As a rule, the most challenging is the second stage. If the product doesn’t meet the expectations, the users will simply unsubscribe. Thus, marketing costs won’t pay off.
Finally, SaaS cloud computing services are rather complex and require special skills in the field of programming and UI design. If you don’t have them, you will need to find a qualified specialist.
Bottom Line: A Tip for Business Owners
Since monetization in SaaS is built upon regular payments, the customer lifetime value (LTV) is of primary importance here.

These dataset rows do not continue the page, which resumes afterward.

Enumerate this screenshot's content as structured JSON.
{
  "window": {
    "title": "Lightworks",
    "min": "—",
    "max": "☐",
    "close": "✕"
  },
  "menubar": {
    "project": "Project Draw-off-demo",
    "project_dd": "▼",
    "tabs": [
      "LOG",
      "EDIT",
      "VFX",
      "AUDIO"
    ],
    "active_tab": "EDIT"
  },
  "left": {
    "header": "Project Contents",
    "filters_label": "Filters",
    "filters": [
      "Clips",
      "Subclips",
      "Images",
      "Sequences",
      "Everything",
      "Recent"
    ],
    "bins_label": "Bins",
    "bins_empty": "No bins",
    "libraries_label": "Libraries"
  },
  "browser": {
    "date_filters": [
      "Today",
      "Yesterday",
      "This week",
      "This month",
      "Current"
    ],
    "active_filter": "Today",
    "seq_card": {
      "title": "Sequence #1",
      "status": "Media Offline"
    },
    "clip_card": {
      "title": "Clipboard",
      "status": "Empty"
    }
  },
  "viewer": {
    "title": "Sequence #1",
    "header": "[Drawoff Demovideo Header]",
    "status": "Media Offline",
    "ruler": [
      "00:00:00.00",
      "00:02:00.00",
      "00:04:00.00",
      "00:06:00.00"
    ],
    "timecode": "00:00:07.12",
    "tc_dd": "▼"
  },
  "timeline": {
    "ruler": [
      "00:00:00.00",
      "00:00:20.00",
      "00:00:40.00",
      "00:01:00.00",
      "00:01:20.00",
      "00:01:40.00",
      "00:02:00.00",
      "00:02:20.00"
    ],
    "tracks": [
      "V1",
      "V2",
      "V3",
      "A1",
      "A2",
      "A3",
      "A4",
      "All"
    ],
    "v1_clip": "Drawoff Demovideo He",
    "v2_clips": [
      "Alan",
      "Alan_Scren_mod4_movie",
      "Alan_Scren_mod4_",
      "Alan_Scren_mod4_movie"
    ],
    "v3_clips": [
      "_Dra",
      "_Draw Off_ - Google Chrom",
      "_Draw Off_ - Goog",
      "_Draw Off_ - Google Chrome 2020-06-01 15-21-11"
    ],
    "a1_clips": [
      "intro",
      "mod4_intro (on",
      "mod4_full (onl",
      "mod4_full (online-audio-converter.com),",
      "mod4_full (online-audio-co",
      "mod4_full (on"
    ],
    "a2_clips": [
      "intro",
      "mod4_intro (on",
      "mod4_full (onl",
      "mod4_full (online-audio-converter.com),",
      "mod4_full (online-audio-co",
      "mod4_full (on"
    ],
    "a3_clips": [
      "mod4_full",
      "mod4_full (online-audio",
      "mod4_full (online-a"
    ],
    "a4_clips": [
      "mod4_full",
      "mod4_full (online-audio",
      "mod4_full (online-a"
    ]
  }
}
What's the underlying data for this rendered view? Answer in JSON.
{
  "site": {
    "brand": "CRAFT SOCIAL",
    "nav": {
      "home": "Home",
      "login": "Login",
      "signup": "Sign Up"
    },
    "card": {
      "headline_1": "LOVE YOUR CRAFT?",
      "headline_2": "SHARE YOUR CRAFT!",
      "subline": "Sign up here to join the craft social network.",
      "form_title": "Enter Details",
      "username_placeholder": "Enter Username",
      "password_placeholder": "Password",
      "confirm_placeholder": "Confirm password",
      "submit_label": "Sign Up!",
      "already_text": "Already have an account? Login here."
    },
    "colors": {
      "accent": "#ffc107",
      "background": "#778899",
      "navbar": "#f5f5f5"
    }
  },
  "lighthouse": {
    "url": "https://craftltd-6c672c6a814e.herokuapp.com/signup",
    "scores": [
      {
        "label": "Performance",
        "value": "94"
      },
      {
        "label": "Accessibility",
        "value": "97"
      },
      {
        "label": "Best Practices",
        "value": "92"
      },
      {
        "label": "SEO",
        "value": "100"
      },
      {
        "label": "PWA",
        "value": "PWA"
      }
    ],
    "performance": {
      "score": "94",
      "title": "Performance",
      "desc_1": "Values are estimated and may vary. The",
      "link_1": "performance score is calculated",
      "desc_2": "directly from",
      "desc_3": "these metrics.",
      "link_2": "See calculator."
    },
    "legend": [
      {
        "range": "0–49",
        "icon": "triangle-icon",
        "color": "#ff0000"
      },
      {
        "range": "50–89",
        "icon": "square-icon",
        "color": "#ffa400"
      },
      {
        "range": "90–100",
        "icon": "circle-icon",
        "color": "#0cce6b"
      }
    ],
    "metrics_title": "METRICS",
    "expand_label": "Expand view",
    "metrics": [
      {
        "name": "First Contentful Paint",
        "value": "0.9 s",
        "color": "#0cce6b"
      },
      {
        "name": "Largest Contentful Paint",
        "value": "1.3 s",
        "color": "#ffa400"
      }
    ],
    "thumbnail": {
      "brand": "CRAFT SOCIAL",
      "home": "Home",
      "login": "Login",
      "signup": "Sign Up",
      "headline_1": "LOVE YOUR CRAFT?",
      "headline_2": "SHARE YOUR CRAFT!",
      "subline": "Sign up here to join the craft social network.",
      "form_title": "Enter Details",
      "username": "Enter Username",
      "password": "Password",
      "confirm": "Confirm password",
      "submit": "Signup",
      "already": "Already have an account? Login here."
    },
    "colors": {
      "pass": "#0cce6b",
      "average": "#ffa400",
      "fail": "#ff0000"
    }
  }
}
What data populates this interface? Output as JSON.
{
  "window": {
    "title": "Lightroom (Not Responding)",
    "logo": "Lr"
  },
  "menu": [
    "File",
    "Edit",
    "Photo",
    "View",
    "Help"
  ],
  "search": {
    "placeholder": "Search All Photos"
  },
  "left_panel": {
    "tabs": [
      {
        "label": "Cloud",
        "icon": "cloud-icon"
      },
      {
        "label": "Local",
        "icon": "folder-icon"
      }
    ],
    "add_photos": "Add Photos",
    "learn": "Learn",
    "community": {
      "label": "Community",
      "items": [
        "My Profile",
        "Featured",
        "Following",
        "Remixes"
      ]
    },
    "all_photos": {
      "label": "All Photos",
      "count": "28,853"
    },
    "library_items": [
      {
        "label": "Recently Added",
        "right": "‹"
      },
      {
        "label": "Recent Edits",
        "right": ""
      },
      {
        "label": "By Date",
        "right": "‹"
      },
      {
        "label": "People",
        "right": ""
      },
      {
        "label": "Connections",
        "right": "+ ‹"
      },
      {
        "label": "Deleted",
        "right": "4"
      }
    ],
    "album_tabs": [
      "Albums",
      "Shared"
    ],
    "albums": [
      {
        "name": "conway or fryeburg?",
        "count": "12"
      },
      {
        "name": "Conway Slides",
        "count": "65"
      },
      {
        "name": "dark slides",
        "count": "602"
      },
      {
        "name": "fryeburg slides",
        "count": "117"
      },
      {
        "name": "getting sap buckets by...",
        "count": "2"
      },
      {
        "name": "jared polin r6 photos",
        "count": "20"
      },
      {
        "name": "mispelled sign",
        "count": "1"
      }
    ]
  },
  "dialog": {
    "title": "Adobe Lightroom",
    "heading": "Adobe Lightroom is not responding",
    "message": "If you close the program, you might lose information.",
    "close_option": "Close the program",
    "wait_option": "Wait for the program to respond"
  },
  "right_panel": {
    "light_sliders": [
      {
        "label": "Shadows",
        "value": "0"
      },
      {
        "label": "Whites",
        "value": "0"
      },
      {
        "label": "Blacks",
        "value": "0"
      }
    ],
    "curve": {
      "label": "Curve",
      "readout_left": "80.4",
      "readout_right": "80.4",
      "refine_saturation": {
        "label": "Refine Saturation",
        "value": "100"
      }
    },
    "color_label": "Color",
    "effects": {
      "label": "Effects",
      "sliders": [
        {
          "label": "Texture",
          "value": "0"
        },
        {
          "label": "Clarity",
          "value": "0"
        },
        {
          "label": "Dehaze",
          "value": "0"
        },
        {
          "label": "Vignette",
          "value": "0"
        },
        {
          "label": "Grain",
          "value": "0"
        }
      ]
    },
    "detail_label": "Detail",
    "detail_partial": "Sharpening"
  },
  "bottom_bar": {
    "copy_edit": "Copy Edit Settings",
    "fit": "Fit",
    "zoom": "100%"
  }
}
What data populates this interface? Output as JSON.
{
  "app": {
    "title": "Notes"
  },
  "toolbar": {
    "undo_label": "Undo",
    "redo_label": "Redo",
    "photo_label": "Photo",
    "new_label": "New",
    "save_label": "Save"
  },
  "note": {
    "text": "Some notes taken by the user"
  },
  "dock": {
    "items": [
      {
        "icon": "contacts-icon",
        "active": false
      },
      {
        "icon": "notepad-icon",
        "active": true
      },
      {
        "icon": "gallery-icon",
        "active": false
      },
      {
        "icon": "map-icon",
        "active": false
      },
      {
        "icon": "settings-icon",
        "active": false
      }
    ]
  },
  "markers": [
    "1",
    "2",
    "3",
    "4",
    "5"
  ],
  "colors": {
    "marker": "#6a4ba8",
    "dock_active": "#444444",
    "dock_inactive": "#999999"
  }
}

This indicator stands for the profit margin from one customer throughout the time.
That is, before purchasing the SaaS business or opting for the SaaS business model, calculate LTV. This will allow you to assess the cost-effectiveness of the venture along with its market value.
Whereas previously companies adjusted their business models to software, now they can customize the user interface, choose how to present data, and ask developers to add or eliminate certain features. All to provide competitive services. SaaS ensures these opportunities.